Les contextes géo-politique et culturel
Réaliser un tel film relève de l'exploit parce qu'on imagine bien la difficulté des conditions de tournage (pour ne rien dire du casting) pour une femme. A ce propos, Al-Mansour confie avoir dû recourir au téléphone pour donner ses indications sur le plateau de tournage. En effet, l'Arabie saoudite ne permet pas aux femmes de s'adresser aux hommes dans des endroits publics. En fait, le royaume d'Arabie saoudite est l'un des pays où la censure (religieuse, politique et morale) est la plus grande ; par exemple, c'est le seul pays au monde où les femmes ne peuvent pas conduire. Et l'un des derniers à ne pas avoir de salles de cinéma. D'autre part, le film cache mal ses critiques contre cette société morale, machiste et patriarcale.

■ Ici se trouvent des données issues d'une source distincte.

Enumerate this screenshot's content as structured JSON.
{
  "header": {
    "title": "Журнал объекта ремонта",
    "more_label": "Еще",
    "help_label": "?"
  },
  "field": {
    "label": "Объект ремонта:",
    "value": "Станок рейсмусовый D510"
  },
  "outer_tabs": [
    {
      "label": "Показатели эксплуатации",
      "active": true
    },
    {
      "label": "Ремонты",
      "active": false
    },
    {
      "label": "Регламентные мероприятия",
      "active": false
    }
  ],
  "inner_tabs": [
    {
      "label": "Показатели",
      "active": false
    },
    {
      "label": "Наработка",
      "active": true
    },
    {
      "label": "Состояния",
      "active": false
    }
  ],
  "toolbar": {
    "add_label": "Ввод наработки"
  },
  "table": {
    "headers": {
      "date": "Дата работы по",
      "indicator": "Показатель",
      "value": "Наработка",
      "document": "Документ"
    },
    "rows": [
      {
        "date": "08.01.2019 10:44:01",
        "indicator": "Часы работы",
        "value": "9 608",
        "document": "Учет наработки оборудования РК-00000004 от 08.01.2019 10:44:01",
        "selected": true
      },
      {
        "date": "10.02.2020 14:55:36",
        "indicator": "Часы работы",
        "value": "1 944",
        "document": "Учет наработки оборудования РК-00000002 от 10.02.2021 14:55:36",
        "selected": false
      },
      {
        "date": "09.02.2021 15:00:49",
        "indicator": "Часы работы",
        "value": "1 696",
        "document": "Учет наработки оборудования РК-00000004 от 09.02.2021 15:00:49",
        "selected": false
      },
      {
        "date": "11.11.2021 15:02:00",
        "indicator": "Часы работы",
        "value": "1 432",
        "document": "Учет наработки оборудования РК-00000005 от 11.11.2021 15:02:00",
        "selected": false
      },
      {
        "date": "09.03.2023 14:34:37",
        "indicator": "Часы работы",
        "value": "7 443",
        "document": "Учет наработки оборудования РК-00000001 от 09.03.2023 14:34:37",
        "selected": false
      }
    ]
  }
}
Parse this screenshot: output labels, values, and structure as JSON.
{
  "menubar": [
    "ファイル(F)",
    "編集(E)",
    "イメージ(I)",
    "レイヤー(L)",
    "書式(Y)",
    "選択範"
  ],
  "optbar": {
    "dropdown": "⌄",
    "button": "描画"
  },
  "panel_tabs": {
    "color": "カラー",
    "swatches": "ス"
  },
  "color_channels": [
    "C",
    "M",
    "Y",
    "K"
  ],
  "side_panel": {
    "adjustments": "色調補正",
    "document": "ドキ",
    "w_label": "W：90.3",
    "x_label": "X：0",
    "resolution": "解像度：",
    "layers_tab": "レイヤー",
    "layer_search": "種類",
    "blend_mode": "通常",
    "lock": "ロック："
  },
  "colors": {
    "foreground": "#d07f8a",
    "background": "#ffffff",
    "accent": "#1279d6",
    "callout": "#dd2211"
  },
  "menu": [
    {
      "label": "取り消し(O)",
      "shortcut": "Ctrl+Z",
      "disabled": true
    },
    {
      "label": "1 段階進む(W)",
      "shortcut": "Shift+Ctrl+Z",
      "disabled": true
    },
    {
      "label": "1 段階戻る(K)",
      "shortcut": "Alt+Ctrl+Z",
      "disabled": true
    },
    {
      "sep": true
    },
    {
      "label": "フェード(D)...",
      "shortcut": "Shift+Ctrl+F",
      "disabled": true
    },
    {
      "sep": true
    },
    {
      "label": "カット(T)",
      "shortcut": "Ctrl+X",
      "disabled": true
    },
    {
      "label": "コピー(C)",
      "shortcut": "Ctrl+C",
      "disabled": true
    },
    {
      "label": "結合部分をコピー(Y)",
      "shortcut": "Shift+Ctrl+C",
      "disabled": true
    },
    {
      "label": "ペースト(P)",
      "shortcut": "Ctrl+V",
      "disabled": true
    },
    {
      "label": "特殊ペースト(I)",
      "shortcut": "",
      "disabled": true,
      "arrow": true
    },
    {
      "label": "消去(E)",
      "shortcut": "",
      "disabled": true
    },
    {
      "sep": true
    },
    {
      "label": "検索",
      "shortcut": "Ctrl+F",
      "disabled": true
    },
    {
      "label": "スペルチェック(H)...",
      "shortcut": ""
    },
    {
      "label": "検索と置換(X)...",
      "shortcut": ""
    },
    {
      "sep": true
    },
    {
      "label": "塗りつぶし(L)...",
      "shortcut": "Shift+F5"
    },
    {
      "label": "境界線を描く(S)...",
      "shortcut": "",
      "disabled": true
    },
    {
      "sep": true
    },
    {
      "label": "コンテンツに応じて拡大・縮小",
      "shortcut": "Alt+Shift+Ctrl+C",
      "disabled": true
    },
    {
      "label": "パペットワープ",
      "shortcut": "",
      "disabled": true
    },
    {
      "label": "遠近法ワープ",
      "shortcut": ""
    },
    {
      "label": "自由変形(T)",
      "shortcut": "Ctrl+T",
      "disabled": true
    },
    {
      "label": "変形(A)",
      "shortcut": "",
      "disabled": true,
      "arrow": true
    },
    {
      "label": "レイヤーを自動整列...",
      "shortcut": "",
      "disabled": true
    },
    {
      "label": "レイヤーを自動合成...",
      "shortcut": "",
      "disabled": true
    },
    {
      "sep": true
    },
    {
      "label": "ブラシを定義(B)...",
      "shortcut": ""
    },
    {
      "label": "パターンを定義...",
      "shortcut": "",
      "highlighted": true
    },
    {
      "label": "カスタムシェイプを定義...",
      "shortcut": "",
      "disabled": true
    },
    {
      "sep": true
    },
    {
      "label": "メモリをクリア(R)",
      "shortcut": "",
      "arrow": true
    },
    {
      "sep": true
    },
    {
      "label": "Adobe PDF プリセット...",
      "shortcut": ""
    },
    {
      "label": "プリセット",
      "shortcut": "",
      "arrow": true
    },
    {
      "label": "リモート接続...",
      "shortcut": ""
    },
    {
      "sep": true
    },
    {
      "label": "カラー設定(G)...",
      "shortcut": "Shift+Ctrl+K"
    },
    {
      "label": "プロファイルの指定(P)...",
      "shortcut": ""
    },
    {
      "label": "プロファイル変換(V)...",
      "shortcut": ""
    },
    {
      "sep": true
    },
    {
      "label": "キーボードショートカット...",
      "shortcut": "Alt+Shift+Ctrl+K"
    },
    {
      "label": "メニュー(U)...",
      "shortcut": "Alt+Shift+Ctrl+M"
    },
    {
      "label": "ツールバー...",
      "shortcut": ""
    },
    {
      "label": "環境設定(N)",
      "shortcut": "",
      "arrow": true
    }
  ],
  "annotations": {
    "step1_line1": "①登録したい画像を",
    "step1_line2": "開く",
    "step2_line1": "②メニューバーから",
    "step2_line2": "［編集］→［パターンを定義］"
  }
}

Pourtant, il se contente de montrer la situation d'une Saoudienne qui se heurte à quantité d'obstacles à son épanouissement. Si bien que l'on se demande comment il a été fait dans le pays qu'il explique/dénonce. Il n'y a que la production qui soit étrangère (financement allemand), sinon les comédiens comme les lieux sont indigènes. Si le film se concentre bien sur les aventures de la petite Wadjda qui veut adopter la mode occidentale, deux scènes évoquent la situation internationale. D'abord, le lien peu clair qu'entretient l'Arabie saoudite avec la Palestine (le prix gagné par Wadjda contribuera à une bonne œuvre en Palestine). Ensuite, le terrorisme islamiste est mentionné en passant, dans une scène où Abdullah et Wadjda marchent près d'une réunion de recueillement auprès du cadavre d'un fils sacrifié : on y apprend qu'il s'est fait exploser pour la "bonne" cause. Culturellement, Wadjda insiste aussi sur l'influence des Etats-Unis. Au-delà de la référence au film The Matrix, le film montre vers quel idéal la jeunesse saoudienne souhaite se tourner : le mode de vie auquel Wadjda aspire (se couper les cheveux court, porter des Converse…). Politiquement, on rappellera que l'Arabie saoudite a conclu un accord historique pour obtenir des Etats-Unis sa protection contre du pétrole bon marché – jusqu'au fameux 11 Septembre, où 15 des 19 terroristes ont été identifiés comme ressortissants d'Arabie saoudite…
L'intrigue
L'histoire de la petite Wadjda ne vaut pas sas seulement parce qu'il s'agit du 1er film saoudien tourné par une femme. Mais aussi parce que c'est un vrai film : avec du rythme (montage), un casting riche et tenu, un souci du détail, une histoire cohérente, qui ne se perd jamais, et les dialogues qu'il faut, ainsi que des recherches sur la composition du plan (jeux avec les miroirs – tel dans cette significative scène de l'essayage de la robe rouge dans les toilettes d'un supermarché – la boutique ne possède pas de cabine d'essayage ! – où la mère de Wadjda s'observe dans la glace à côté d'un mannequin pour une pub européenne)… Au reste, Wadjda a déjà été apprécié et reconnu dans plusieurs festivals, dont la dernière Mostra de Venise. Intérêt pédagogique On aurait enfin tort de ranger Wadjda dans la seule catégorie des films pour enfants, voire pour ados, sous prétexte de la facilité l'identification la jeune héroïne principale. Parce que le film n'a pas besoin de cette identification pour le suivre et comprendre au mieux son propos. Les exploitations pédagogiques possibles ne manquent pas. D'abord, ne serait-ce que par le dépaysement que le film provoque : découverte d'une société (structurée : les distinctions de classes sociales sont marquées ; notamment entre celle du chauffeur clandestin et la famille d'Abdullah), avec son histoire (depuis sa création par les Saoud), sa religion (musulmane wahabbite), son économie (le pétrole, les difficultés liées à la crise mondiale actuelle)… Réaliste, Wadjda permet des liens avec l'actualité (timidité du printemps arabe dans ce royaume, mise en évidence des intérêts géostratégiques de cette région (soutien avoué à la Palestine, influence économicoculturelle de l'Occident, des USA surtout, concurrence perceptible avec la Chine), ainsi qu'un point sur la condition de la femme musulmane (mariage, port du voile, relations à l'homme, mais aussi possibilités – pour l'époux – de divorcer) et sur la liberté d'expression en général.